After washing three times with a washing solution, 15 mL of a solution of goat antibodies against the Fc region of human IgG conjugated with alkaline phosphatase (Invitrogen, United States) was applied at a working dilution of 1 : 5000 in blocking solution and incubated at room temperature for 15 min.

After washing three times with Tris buffer solution with 0.1% polysorbate 20, a mixture of 5-bromo-4-chloro-3-indolyl phosphate (BCIP, 0.21 mg/mL) and nitro blue tetrazolium (NBT, 0.42 mg/mL in water) with a volume of 15 mL, incubated at room temperature for 15 min in the dark.

After washing three times with water, the nitrocellulose membrane was dried in air in the dark. The signals on the membrane were converted into a computer image using the ImageJ application (https://imagej.nih.gov/ij/).

Enzyme-linked immunosorbent assay (ELISA). For ELISA, medium sorption 96-well plates (Jet Biofil, China) were used. The wells were filled with 100 μL of a solution of recombinant protein B7-2 (Sino Biological, China) at a concentration of 2.5 μg/mL in Tris buffer solution (pH 8.6) and sorbed at 4°C overnight. Then, nonspecific binding sites were blocked by adding 200 μL of Tris buffer solution (pH 7.0) containing 5% BSA, and incubation in a PST-60HL thermo-shaker for plates (BioSan, Latvia) at 37°C and 200 rpm for 2 h. After removing the blocking solution, bacteriophages were added to the wells (100 μL in blocking solution, 108 virions) and incubated for 1 h at 37°C. As a negative control (C–), we used bacteriophage fd (100 μL in a blocking solution, 108 virions), not containing a foreign insert; as a positive control (C+), recombinant protein B7-2 (Sino Biological, China; 100 μL, 2.5 μg/mL). After washing three times with a washing solution containing Tris-buffer solution with 0.5% polysorbate 20, 100 μL of conjugate of monoclonal antibody against filamentous bacteriophage M13 (GE Healthcare Life Sciences, United States), labeled with horseradish peroxidase, was added in the selected working dilution 1 : 5000 and incubated for 1 h at 37°C. After washing six times with washing solution, a substrate based on 3,3', 5,5'-tetramethylbenzidine (TMB; Sigma-Aldrich, United States) was added to the wells. The reaction was stopped by adding 50 μL of 1 M sulfuric acid to each well.

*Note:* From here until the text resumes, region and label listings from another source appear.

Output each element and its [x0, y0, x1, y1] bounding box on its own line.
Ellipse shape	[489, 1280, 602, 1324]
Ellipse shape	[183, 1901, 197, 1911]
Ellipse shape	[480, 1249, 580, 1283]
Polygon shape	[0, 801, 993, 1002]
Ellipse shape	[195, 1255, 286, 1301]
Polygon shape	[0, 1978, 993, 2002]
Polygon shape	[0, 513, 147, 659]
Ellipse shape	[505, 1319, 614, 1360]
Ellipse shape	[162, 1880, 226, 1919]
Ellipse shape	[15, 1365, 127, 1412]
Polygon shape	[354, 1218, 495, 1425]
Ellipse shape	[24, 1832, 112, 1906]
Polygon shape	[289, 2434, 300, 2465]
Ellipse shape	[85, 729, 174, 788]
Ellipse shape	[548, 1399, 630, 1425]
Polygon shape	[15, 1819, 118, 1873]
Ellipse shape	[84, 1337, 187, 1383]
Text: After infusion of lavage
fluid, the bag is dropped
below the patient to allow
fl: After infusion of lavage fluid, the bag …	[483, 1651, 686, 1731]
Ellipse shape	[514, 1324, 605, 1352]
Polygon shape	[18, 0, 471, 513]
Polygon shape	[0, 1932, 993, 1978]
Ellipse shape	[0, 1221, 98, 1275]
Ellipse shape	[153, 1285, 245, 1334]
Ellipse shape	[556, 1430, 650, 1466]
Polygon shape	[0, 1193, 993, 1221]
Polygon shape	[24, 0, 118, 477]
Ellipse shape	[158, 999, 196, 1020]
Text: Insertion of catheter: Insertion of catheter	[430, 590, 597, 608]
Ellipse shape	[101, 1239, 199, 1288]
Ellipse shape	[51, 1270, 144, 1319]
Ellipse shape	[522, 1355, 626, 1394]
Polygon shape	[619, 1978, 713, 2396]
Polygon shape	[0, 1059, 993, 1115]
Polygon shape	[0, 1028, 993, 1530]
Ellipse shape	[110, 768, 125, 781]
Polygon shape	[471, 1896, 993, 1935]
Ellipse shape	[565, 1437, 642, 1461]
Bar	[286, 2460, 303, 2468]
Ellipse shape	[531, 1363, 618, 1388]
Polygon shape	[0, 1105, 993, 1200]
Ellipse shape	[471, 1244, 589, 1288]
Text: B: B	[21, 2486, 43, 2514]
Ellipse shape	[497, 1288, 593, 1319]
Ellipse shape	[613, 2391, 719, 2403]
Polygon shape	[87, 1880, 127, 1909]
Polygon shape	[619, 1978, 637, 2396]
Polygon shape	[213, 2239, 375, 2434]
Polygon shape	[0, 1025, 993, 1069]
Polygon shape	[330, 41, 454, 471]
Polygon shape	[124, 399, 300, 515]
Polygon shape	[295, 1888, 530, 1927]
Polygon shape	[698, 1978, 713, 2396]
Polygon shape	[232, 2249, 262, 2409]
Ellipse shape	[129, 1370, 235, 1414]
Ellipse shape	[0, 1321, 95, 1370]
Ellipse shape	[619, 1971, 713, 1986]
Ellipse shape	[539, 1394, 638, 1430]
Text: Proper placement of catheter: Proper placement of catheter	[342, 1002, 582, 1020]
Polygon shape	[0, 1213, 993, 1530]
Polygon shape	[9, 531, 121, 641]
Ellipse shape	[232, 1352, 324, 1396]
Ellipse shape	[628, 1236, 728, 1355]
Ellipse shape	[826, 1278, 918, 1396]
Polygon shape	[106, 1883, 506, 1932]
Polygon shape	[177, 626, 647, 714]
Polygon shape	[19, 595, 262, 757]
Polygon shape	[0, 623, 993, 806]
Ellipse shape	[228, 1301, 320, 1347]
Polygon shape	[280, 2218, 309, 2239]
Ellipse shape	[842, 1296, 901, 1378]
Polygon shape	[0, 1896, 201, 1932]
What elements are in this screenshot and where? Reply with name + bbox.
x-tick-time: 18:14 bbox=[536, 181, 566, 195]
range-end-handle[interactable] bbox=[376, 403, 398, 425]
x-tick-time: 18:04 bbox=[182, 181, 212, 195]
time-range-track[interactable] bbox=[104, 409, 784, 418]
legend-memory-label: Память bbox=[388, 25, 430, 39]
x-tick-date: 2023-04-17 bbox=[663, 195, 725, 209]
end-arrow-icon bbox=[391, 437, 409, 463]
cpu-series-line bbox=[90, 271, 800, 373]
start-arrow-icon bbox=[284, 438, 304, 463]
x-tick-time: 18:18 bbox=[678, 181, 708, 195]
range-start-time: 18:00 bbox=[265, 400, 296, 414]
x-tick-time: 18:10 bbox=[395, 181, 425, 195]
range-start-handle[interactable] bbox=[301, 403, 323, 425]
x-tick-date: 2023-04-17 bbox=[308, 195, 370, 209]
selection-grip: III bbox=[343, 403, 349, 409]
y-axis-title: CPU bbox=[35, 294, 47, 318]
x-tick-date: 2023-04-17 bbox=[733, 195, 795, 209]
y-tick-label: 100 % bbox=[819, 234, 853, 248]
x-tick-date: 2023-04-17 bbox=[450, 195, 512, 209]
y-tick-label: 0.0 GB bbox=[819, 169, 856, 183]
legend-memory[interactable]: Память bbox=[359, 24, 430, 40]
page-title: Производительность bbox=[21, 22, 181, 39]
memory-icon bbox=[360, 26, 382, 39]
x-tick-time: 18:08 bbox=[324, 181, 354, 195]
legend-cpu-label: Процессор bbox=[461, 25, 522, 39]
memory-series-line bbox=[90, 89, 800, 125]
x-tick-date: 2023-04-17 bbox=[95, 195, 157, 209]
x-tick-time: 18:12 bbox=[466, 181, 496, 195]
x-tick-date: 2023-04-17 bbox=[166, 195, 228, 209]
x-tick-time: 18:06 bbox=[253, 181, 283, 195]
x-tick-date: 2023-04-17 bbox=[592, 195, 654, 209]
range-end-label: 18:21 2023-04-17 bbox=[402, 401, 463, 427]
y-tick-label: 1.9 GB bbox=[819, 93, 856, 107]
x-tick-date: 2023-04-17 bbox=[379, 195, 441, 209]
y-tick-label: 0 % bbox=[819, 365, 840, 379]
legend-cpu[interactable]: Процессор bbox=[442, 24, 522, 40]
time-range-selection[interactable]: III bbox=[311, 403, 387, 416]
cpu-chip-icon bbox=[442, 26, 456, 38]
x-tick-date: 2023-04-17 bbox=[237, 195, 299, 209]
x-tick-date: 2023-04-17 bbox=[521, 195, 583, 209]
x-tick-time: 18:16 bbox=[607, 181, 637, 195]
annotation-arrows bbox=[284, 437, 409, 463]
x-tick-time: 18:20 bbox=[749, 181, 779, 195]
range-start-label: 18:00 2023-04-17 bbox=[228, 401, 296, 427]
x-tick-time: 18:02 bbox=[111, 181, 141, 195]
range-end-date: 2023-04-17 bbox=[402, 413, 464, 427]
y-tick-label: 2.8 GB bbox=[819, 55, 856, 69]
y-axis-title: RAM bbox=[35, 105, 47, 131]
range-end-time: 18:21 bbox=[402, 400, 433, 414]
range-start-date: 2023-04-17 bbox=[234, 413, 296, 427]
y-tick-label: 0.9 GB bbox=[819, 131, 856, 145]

The results were detected using an iMark plate photometer (Bio-Rad, United States) at a wavelength of 450 nm. The mean values of optical density and errors of the mean values (M ± SE) were calculated, according to the data obtained; diagrams were plotted indicating the values of the standard deviation [nine].

CONCLUSIONS

As a result of three cycles of affinity selection using the GerLab phage peptide library and the commercial recombinant B7-2 protein, four unique peptide sequences interacting with the human coregulatory protein B7-2 were selected. Using immunoblotting and ELISA methods, it was shown that phage clones no. 1 (peptide CLARCLGRC) and no. 6 (peptide AHIEVVSP) have the highest affinity for the recombinant protein B7-2, while phage clones no. 2 (peptide CPSASSQLTC) and no. 8 (peptide QMPALMQQ) show no specific interaction with the target.

The identified peptides with high affinity for the human coregulatory protein B7-2 can serve as a basis for calculating and designing artificial immunogens for use in the development of immunotherapeutic agents for the treatment of cancer.